In one sense, this is very similar to the British model, where the Senate would be similar to the House of Lords, and the House similar to the House of Commons. Sure, it is more democratic. The Senate is not made up of Landed Gentry, but rather elected by the people (or should more properly be elected by the States, since it is the state they are representing, not the individual).

The version of federalism I have is one that rises to from the bottom to the top. This is dependent in my theory on two houses of representation. In my system, the two houses are the Inner Chamber and the Outer Chamber. The Inner Chamber deals with the internal issues within a particular level. The Outer Chamber acts as a diplomatic arm to the level that's higher up in the hierarchy. The Inner Chamber is chosen directly by the populace. They then elect a smaller number of representatives to the higher level up.

It may be best if I give a better defined example than these abstract "levels". So, let it be... At the very root level, there is the individual. This individual lives in a community: a town, village or city. In a city, of course, things can be broken down into neighborhoods. But let us take the municipal level. Above this, we have counties. And from counties into states. And states into the nation. However, I would add a regional section of a state, between the county and state level. This would essentially be a federation of counties with similar regional interests.

I would also add another level between the state and nation, which would be a federation of states into regions. So, of course, one would have "The Pacific Northwest", or "The Midwest", or "The Great Lakes", etc... Finally you have the highest level in a country, the nation itself. However, even in the nation, there is an outer chamber, which acts as a congress to deal with foreign nations.

I should also mention that these "regions" that I mention are bioregions. Systems of natural habitat and environs that are contiguous in a manner such that they have related interests.

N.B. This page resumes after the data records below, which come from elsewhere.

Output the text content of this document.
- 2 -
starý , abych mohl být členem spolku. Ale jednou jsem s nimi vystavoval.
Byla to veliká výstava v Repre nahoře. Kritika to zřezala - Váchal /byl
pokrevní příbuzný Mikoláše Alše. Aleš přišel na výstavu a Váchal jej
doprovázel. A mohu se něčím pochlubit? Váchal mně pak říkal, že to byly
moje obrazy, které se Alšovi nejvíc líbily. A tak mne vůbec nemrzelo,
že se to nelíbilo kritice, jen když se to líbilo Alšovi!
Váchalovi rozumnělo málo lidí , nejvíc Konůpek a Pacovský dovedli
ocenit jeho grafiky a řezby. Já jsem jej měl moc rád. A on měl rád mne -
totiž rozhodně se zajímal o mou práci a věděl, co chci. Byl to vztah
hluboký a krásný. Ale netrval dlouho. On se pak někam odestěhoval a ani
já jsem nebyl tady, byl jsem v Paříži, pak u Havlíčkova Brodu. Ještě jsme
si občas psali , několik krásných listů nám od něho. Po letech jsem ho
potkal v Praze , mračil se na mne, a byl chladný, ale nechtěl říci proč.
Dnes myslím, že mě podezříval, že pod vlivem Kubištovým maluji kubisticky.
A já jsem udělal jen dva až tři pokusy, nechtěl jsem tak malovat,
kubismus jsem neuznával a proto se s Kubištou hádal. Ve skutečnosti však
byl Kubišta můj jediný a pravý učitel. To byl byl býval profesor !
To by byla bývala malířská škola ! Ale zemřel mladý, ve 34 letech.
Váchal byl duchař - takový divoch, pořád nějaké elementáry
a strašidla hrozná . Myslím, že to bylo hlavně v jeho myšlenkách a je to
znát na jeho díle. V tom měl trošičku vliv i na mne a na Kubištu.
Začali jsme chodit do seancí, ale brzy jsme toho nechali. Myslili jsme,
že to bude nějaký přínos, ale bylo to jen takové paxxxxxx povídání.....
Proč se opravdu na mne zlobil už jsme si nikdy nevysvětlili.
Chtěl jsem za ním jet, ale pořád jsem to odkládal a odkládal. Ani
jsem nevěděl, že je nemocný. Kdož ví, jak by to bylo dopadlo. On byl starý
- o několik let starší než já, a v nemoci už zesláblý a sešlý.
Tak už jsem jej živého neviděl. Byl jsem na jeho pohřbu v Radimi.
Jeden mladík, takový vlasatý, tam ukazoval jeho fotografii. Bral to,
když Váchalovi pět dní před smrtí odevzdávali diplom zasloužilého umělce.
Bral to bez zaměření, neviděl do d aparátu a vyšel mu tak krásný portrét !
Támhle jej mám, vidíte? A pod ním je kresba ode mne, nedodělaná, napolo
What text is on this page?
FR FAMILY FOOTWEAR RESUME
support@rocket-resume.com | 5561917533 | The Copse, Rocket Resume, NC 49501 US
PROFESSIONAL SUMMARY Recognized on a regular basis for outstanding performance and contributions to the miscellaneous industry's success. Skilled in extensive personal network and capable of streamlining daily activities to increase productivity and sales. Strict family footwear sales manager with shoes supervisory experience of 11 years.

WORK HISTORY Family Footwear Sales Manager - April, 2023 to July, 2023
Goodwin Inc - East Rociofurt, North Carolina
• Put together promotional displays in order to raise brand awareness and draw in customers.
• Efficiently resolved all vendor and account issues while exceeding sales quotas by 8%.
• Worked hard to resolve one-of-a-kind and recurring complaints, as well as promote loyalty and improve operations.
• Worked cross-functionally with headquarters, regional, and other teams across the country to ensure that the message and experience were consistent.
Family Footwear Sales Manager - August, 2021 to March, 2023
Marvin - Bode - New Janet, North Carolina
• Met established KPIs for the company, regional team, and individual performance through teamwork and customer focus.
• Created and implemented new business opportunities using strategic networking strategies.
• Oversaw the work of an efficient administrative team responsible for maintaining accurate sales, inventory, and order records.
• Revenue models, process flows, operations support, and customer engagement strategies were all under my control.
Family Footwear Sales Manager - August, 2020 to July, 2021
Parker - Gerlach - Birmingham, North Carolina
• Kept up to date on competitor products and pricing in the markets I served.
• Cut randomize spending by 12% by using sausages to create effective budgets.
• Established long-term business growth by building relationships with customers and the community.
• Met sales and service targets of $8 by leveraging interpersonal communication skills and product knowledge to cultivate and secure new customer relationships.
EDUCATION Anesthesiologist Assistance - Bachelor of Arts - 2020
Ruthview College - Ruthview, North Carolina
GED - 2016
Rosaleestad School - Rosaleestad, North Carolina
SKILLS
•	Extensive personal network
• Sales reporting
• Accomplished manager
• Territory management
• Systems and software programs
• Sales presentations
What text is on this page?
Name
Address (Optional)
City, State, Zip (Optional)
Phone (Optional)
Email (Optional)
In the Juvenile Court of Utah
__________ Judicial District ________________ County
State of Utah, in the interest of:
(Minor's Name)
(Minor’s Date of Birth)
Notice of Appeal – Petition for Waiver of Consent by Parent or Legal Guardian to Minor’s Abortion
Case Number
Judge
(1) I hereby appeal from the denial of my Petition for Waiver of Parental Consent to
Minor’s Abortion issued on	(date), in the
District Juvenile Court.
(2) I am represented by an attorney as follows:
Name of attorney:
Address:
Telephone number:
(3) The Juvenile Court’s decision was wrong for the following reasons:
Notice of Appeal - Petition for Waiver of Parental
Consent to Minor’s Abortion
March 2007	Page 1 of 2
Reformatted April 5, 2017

One of the fundamental principles of Federalism is autonomy of the lower level. "States Rights" if you will. The only reason the federal government should enter into lawmaking at a lower level is when it deals with the interaction between two states. This is similar to how the United States deals with many issues. The Federal Trade Commission, which regulates interstate trade of goods, is founded upon this principle, that interstate issues may be regulated by the higher body. However, I would make it so that the lower chamber of the higher body (National Government for example), would need to write such laws, and they would not automatically become law. Instead, this body would then send these laws to their respective representatives home states. This would then travel down the chain to the lowest level that the law would affect, whereupon that lowest level would ratify the legislation or not, depending upon it's beliefs in it's vested interests. More on this topic shall be forthcoming.